The RAC believes that “diesel is far from dead and in some instances remains the obvious choice for some drivers depending on a number of practical factors”. Diesel cars typically produce more torque or pulling power, making them more relaxing to drive and often better for overtaking. The high speeds adopted on motorways negate most problems around DPFs becoming clogged, and diesel engines are still generally regarded as more suited to steep hills and for 4x4 vehicles that drive over rough terrain or tow trailers or caravans.

Audi has even been busy pouring millions of pounds of investment over the last few years into developing synthetic diesel. Effectively made using air and water, the marque’s ‘e-diesel’ fuel is said to be almost carbon-neutral with extremely low CO2 emissions. Produced in Switzerland, a country known for its keenly green stance, e-diesel will only be made in limited volumes initially. But the factory will itself be powered by renewable energy, making the process sustainable – it’s a very interesting project to keep up to date with.

Running costs

One consumer study found that, on average, diesel cars are more efficient than their petrol counterparts by around 8mpg, potentially saving £200 each year. While diesel is typically priced slightly higher than petrol by fuel retailers, diesel drivers often find themselves filling up far less regularly as they enjoy higher ‘MPG’ fuel consumption or economy from their cars.

Automotive experts cap hpi published a report recently revealing that switching from diesel to petrol can result in drivers finding themselves out of pocket. Matt Freeman from the organisation comments: “With many consumers concerned about the rising cost of living, diesel was a clear choice for anyone looking to reduce the cost of motoring. With greater fuel efficiency, competitive maintenance costs and higher residual values, diesel vehicles offered real, long-term cost-saving benefits.” He adds: “It’s important for drivers to look at their real-world use of their vehicle and select the right powertrain: if you’re a high-mileage driver you should still be considering a diesel vehicle because of the better fuel economy.”

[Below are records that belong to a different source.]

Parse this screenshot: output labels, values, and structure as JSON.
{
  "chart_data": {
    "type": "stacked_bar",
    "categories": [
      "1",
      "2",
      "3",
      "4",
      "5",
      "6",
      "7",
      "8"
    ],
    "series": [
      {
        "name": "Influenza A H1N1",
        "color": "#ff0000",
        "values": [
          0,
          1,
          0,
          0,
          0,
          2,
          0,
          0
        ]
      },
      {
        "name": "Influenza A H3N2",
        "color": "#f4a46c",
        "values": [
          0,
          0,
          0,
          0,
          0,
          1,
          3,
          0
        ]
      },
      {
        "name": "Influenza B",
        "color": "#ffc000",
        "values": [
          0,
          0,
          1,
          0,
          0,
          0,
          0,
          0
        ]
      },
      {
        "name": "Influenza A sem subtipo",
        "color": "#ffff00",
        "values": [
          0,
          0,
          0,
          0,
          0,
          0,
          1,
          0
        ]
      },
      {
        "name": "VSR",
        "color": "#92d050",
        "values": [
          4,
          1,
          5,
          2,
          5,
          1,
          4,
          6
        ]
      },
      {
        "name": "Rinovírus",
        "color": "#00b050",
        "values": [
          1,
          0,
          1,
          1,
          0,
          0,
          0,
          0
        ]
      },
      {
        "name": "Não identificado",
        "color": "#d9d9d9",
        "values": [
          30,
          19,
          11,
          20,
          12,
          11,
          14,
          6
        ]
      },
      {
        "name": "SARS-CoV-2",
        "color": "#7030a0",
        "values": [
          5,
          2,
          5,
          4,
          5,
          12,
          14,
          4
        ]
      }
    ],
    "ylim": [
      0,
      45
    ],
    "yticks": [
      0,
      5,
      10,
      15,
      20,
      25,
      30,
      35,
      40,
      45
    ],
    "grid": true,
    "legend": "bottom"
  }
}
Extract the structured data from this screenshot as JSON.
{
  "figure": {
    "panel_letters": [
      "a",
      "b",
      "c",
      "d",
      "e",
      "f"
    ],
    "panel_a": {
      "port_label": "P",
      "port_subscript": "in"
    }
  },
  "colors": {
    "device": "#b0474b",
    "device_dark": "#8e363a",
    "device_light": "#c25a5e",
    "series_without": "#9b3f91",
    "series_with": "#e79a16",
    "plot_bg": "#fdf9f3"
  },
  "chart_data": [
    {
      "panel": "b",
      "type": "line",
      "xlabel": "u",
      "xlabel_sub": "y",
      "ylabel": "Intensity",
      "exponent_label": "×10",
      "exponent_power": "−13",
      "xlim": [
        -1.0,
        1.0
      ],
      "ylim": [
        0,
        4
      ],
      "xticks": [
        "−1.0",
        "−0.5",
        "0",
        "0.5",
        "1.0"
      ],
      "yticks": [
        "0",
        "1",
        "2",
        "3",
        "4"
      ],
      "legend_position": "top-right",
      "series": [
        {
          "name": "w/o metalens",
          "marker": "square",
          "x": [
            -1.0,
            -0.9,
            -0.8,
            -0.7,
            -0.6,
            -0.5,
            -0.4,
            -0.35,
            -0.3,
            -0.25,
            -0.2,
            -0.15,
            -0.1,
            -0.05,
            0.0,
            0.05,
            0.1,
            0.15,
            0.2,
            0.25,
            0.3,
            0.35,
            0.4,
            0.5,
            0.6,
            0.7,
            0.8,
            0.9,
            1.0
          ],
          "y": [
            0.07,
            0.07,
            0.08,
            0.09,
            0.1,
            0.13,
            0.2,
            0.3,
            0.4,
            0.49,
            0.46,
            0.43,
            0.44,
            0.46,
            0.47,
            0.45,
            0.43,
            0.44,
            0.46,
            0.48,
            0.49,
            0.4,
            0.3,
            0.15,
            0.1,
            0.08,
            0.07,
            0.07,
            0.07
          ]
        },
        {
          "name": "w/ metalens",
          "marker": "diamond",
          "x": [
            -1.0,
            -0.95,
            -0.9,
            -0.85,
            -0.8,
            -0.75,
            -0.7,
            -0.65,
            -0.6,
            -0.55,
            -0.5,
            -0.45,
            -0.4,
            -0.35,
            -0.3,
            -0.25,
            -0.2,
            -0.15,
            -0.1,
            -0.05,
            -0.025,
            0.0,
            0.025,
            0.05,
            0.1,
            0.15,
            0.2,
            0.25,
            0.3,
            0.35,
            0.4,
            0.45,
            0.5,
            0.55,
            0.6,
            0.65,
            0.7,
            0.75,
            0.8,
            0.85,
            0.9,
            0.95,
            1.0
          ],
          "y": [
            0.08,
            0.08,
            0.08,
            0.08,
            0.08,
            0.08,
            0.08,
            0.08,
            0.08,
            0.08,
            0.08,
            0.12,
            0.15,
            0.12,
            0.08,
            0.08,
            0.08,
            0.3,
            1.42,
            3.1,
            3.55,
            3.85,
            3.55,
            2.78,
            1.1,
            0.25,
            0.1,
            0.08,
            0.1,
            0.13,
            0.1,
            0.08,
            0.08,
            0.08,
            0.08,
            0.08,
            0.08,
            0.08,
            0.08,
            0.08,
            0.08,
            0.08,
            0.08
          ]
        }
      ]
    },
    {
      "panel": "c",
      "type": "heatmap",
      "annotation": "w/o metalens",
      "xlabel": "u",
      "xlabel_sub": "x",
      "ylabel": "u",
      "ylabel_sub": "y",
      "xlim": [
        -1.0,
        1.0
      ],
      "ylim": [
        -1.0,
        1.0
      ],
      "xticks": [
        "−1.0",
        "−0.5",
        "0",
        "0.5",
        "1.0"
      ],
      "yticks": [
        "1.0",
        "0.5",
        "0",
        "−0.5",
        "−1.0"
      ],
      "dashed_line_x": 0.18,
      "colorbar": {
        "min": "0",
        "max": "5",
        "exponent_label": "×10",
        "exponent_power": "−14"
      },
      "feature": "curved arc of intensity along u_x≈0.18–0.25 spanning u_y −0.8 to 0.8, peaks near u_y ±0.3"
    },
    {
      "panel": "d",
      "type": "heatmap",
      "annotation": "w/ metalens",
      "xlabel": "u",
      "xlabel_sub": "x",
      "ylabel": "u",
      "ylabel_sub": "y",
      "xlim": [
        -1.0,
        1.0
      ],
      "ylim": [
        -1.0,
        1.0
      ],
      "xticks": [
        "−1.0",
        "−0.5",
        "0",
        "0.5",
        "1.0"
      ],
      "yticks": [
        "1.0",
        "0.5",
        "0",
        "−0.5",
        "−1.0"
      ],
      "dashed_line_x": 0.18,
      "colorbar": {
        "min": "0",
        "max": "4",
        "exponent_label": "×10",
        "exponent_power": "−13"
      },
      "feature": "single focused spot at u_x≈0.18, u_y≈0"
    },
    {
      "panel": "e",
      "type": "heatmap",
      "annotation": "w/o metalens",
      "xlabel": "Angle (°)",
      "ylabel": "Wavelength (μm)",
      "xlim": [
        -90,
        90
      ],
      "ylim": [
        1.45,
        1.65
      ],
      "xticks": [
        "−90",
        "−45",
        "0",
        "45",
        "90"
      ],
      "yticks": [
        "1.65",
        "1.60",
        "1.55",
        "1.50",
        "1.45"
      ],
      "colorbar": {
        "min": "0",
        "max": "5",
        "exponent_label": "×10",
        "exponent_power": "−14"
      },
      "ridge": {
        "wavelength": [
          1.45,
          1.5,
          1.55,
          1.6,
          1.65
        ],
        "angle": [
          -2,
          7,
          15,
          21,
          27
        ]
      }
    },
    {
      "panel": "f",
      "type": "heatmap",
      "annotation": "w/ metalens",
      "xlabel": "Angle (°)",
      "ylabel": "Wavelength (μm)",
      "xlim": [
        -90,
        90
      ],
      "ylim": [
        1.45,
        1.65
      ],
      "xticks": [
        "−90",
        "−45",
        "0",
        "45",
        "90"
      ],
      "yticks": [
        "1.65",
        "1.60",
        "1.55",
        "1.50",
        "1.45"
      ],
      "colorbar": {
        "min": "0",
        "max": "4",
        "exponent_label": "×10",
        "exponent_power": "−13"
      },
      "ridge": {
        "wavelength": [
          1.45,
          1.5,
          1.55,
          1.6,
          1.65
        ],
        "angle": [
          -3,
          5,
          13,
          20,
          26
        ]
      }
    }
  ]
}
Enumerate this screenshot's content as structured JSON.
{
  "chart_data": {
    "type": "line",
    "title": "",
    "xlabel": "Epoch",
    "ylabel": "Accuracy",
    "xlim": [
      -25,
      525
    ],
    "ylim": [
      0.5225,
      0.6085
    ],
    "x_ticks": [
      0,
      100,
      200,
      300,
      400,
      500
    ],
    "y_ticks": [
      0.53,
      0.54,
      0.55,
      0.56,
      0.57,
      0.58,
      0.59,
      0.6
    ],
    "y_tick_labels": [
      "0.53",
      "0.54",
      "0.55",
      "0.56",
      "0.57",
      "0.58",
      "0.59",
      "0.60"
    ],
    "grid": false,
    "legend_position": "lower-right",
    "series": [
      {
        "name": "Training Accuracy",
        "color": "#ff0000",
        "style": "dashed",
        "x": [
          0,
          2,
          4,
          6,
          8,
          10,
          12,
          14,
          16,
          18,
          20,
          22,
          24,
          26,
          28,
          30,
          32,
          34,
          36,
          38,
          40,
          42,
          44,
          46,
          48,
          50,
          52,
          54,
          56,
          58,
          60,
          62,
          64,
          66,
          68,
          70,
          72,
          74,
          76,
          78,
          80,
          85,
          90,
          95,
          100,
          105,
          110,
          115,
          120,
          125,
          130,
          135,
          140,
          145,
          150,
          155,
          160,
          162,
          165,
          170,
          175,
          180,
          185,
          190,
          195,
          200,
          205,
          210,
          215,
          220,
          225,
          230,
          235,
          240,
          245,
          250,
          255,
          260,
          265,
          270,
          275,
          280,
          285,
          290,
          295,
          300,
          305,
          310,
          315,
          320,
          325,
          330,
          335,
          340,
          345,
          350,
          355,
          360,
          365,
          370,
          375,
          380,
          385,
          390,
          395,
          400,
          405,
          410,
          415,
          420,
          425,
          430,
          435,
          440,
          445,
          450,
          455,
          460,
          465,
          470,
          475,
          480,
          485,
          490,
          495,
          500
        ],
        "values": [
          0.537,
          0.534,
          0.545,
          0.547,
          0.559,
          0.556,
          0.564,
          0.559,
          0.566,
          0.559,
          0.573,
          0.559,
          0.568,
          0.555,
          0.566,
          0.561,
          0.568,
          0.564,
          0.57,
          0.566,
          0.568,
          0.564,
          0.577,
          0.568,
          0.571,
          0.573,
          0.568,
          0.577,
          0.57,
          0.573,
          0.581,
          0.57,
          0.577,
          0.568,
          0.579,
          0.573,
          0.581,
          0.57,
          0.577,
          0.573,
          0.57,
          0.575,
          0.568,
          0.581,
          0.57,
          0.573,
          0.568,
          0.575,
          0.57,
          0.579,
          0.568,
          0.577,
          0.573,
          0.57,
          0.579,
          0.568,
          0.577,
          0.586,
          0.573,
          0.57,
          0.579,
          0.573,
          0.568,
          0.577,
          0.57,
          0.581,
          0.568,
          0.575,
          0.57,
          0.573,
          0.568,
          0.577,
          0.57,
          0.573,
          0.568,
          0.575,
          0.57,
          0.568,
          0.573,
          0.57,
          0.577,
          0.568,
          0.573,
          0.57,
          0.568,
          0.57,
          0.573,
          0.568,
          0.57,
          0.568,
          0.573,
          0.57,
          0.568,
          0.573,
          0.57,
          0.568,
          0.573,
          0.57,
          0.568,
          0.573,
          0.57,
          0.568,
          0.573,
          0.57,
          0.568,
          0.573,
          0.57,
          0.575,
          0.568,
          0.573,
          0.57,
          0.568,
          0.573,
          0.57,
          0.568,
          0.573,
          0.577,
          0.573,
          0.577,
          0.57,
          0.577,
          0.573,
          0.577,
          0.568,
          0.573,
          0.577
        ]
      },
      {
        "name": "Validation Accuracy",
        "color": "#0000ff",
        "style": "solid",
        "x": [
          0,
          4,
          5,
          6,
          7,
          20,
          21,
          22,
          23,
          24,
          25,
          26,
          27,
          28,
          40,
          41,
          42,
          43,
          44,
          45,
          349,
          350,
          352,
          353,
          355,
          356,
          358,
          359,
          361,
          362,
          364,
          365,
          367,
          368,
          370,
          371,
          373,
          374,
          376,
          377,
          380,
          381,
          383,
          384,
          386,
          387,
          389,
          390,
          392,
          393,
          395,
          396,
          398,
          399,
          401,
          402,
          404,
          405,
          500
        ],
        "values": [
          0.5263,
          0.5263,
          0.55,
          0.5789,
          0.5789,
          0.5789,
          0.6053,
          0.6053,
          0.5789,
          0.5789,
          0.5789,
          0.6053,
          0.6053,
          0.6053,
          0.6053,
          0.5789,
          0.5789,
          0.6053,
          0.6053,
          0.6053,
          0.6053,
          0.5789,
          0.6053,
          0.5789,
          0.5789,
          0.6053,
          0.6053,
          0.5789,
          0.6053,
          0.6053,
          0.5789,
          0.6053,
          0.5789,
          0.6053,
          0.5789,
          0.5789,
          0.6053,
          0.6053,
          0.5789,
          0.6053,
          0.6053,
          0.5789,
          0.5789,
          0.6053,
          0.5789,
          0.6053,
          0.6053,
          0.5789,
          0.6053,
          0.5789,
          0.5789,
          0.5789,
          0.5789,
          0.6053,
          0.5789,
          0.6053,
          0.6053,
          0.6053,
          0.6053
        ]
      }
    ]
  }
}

Reflecting the acceptance that diesel vehicles are generally more fuel efficient, Leeds City Council has opted to focus on penalising dirtier lorries, buses and taxis instead, feeling that placing extra charges on diesel car drivers would “have a disproportionate impact on households” and that “the cost economically and socially of doing that would have been significant.”

What about fleets?

While it’s true that businesses and other organisations are increasingly considering petrol, hybrid and electric vehicles for their fleets, one major company index still sees diesel account for 71.4% of models. Fleet experts commonly express the opinion that there is still a place for diesel, which will remain the dominant fuel for several years to come. After all, many business drivers cover annual mileages in the tens of thousands, making petrol hybrids and certainly electric cars too expensive for them, along with fewer charging points and lengthier recharging times. Delivery vans and longer-distance couriers will also have no choice but to continue to rely on diesel for the foreseeable future, as alternatively-fuelled vans (AFV) are still scarce.

In conclusion

Petrol, hybrid and electric cars are becoming more and more popular, especially for private motorists who don’t drive more than around 15,000 miles per year and use A and B-roads most of the time. For other drivers who rack up higher annual mileages and cover long distances, often using motorways, diesel will still remain the most viable fuel for the next half a dozen years or so, particularly for business motorists. It is fair to say diesel is on its way out, but it’s got a lot of life still left in it yet.

The Low Carbon Vehicle Partnership summed it up nicely at a recent conference when they said: “diesel is wounded, not dead.”